Centrale Raad van Beroep, 04-03-2016, ECLI:NL:CRVB:2016:759, 14/134 AOW
Centrale Raad van Beroep, 04-03-2016, ECLI:NL:CRVB:2016:759, 14/134 AOW
Gegevens
- Instantie
- Centrale Raad van Beroep
- Datum uitspraak
- 4 maart 2016
- Datum publicatie
- 10 maart 2016
- ECLI
- ECLI:NL:CRVB:2016:759
- Formele relaties
- Cassatie: ECLI:NL:HR:2016:2443
- Zaaknummer
- 14/134 AOW
Inhoudsindicatie
Herziening AOW-pensioen naar de norm voor gehuwden. Geen sprake van duurzaam gescheiden leven. Niet kan worden gezegd dat appellanten ieder afzonderlijk hun eigen leven leiden als waren zij niet met de ander gehuwd.
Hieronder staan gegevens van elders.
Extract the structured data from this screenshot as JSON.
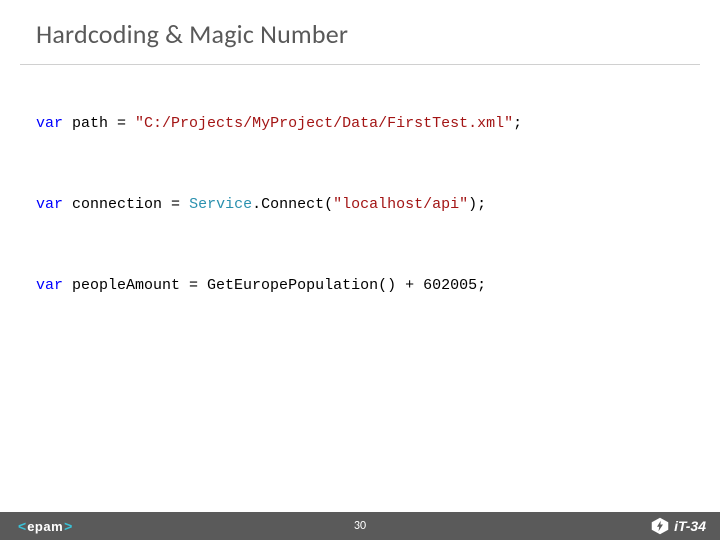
{
  "meta": {
    "title": "Hardcoding & Magic Number",
    "page_number": "30"
  },
  "branding": {
    "angle_open": "<",
    "company": "epam",
    "angle_close": ">",
    "event": "iT-34"
  },
  "code": {
    "line1": {
      "kw": "var",
      "id": " path ",
      "op1": "= ",
      "str": "\"C:/Projects/MyProject/Data/FirstTest.xml\"",
      "op2": ";"
    },
    "line2": {
      "kw": "var",
      "id": " connection ",
      "op1": "= ",
      "type": "Service",
      "op2": ".Connect(",
      "str": "\"localhost/api\"",
      "op3": ");"
    },
    "line3": {
      "kw": "var",
      "id": " peopleAmount ",
      "op1": "= GetEuropePopulation() + ",
      "num": "602005",
      "op2": ";"
    }
  }
}
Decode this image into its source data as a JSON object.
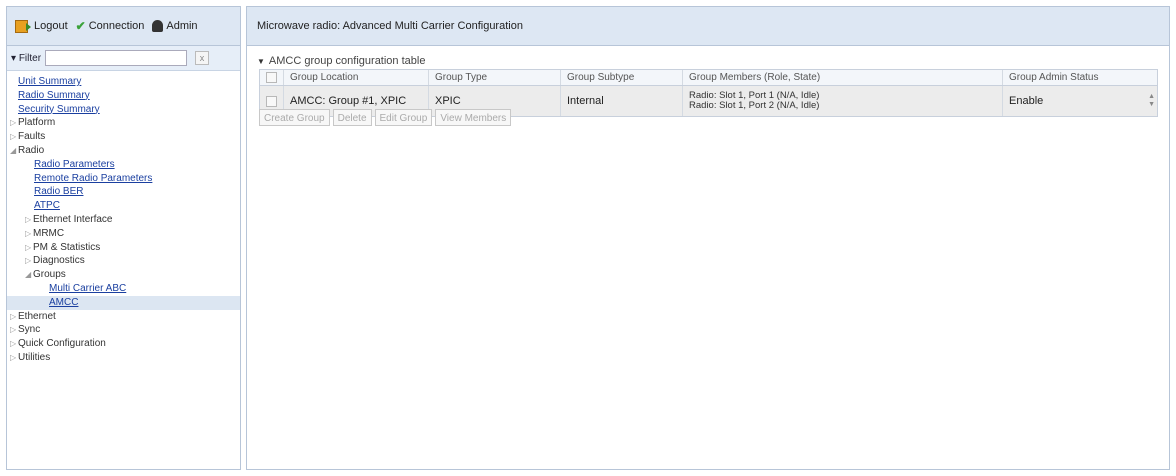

De overige omstandigheden zoals het ontbreken van een financiële verstrengeling, het gegeven dat appellanten ieder beschikken over een eigen woning met een daarbij behorend volledig kostenpatroon en het gegeven dat de Belastingdienst appellanten heeft aangemerkt als duurzaam gescheiden levend, kunnen daar niet aan afdoen. Geen sprake van verboden ongelijke behandeling.
Uitspraak
14/134 AOW, 14/212 AOW
Datum uitspraak: 4 maart 2016
Centrale Raad van Beroep
Enkelvoudige kamer
Uitspraak op het hoger beroep tegen de uitspraak van de rechtbank Gelderland van
21 november 2013, 13/3249 en 13/3250 (aangevallen uitspraak)
Partijen:
[appellante] te [woonplaats 1] (appellante) en
[appellant] te [woonplaats 2], Italië (appellant)
de Raad van bestuur van de Sociale verzekeringsbank (Svb)
PROCESVERLOOP
Appellanten hebben hoger beroep ingesteld.
De Svb heeft verweerschriften ingediend.
Het onderzoek ter zitting heeft plaatsgevonden op 22 januari 2016, waar de zaken gevoegd zijn behandeld. Appellant is, mede namens appellante, verschenen. Appellante is niet verschenen. De Svb heeft zich laten vertegenwoordigen door mr. A. Marijnissen.
OVERWEGINGEN
Appellanten ontvingen sinds december 2007, respectievelijk oktober 2011, een ouderdomspensioen naar de norm van een ongehuwde.
Naar aanleiding van een brief van appellant van januari 2013 heeft de Svb vastgesteld dat zij appellanten eerder ten onrechte heeft aangemerkt als duurzaam gescheiden levend.
Bij besluiten van 18 februari 2013 heeft de Svb het AOW-pensioen van appellanten met ingang van maart 2013 herzien naar de norm van een gehuwde.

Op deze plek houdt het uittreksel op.